The Filthy-Fifty is completed as follows:-

  • 50 Box Jumps (24/20 inches)
  • 50 Jumping Pull-Ups.
  • 50 Kettlebell Swings (16/12kg or 35/26 pounds).
  • 50 Walking Lunges (bodyweight)
  • 50 Knees-to-Elbows.
  • 50 Push Press (45/35 pounds).
  • 50 Back Extensions.
  • 50 Wall Ball Shots (20/14 pounds).
  • 50 Burpees.
  • 50 Double-Unders.

Josie

Josie is also the best, hard, and intense Crossfit workout that helps to reduce your fat and increase the heart health rate. It burning up the calories at an extra pace where normal workouts can never do.

Instruction:-

  • Run one mile using a weighted vest.
  • 30 burpees.
  • 6 front squats.
  • End it by again a one-mile run with a weighted vest.

Man Maker

The Man Maker is a full-body CrossFit workout with dumbbell movement that involves Push-Up, Rows, and a Squat Clean Thruster in a single complex. It is designed to challenge your upper body, lower body, core, and cardiovascular endurance.

man maker

Instruction:-

  • Push-Up: The chest and thighs make contact with the ground during push-ups
  • Squat Thruster: The hip crease drops below the knee crease during the Squat Clean Thruster.
  • Rows: The hips, knees, and arms reach a fully locked out position prior to bringing the dumbbells back down the ground.

Box Jump

Box Jump is a CrossFit exercise that pushes your muscles to the max, helping increase your power, strength, and speed.

Instruction, how to perform:-

  • Stand one step far from the box in front of you and stand stance at shoulder-width.
  • Bend your knees slightly and bringing your arms out you.
  • Make a pressure on your feet that helps you a momentum to propel you up onto the box.
  • Step back and down and repeat.

What are the benefits of a CrossFit workout?

Read below some CrossFit exercise benefit, that may help you, why Crossfit is important now a day?
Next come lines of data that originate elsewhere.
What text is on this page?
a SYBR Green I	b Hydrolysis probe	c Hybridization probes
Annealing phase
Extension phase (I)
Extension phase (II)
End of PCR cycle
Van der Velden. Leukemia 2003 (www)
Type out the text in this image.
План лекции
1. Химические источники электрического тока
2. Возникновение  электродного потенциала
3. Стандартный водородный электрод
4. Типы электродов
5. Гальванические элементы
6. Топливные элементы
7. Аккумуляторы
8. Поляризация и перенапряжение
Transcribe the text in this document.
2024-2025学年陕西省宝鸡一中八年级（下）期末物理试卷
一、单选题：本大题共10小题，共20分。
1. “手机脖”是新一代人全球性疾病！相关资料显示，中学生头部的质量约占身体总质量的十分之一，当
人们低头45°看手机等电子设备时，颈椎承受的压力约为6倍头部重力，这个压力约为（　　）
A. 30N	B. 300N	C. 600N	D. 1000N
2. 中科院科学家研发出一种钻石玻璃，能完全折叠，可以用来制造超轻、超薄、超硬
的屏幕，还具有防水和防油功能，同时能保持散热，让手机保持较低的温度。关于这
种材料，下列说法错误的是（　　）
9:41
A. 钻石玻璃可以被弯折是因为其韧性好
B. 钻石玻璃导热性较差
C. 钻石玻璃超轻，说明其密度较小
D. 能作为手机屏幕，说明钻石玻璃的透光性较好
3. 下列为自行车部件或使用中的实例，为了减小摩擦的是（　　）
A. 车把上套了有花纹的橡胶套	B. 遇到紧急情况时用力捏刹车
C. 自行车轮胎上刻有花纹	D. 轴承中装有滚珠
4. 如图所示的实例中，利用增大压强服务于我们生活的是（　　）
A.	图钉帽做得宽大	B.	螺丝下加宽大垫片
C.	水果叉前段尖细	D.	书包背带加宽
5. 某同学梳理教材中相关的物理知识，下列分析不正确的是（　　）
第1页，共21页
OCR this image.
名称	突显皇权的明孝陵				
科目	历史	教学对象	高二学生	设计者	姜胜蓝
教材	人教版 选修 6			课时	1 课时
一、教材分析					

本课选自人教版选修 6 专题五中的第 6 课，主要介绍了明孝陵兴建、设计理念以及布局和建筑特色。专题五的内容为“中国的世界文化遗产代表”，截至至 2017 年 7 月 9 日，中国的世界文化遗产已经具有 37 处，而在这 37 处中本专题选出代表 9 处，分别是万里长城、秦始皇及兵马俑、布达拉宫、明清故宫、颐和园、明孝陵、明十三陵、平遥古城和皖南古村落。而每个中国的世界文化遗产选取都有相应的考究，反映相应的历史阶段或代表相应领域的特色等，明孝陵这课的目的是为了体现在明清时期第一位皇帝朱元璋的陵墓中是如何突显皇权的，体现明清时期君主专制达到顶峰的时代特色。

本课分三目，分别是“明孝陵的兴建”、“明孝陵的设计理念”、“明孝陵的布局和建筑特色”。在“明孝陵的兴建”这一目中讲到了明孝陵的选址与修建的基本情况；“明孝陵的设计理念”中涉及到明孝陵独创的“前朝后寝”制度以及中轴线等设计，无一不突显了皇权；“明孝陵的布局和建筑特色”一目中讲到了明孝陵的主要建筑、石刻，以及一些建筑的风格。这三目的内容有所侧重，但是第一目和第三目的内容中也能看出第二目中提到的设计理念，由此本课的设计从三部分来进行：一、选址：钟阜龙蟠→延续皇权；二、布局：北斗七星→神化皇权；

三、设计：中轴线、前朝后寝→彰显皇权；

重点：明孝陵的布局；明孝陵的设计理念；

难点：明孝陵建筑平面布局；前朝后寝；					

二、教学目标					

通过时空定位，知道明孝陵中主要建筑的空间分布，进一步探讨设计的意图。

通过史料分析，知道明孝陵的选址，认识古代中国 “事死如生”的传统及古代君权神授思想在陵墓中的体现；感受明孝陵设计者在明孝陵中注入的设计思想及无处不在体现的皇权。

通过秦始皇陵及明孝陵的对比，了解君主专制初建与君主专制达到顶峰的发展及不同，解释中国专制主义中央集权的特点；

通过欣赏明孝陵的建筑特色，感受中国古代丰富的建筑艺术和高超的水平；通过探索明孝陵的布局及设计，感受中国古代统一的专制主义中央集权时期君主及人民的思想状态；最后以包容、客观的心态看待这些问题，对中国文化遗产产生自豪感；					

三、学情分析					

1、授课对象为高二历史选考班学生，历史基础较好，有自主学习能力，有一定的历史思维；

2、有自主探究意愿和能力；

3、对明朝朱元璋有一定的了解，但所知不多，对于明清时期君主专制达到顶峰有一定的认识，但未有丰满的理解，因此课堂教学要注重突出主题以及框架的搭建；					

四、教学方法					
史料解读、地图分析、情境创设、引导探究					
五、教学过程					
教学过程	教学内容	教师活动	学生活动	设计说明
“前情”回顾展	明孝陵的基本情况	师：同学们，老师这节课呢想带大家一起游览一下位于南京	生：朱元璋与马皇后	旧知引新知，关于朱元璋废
  • It improves your physical strength and endurance.
  • It provides you the core strength and stamina to perform daily routines as well as tough competitions.
  • It improves the structure of your body.
  • Crossfit workouts also burn more calories than other workouts you do.
  • Burn calories help you lose more fat from your body at quite a good pace rather than other cardio or normal workouts.
  • Crossfit workout helps to develop your mobility, ability, endurance, and flexibility.
  • Crossfit helps you to improve aerobic fitness.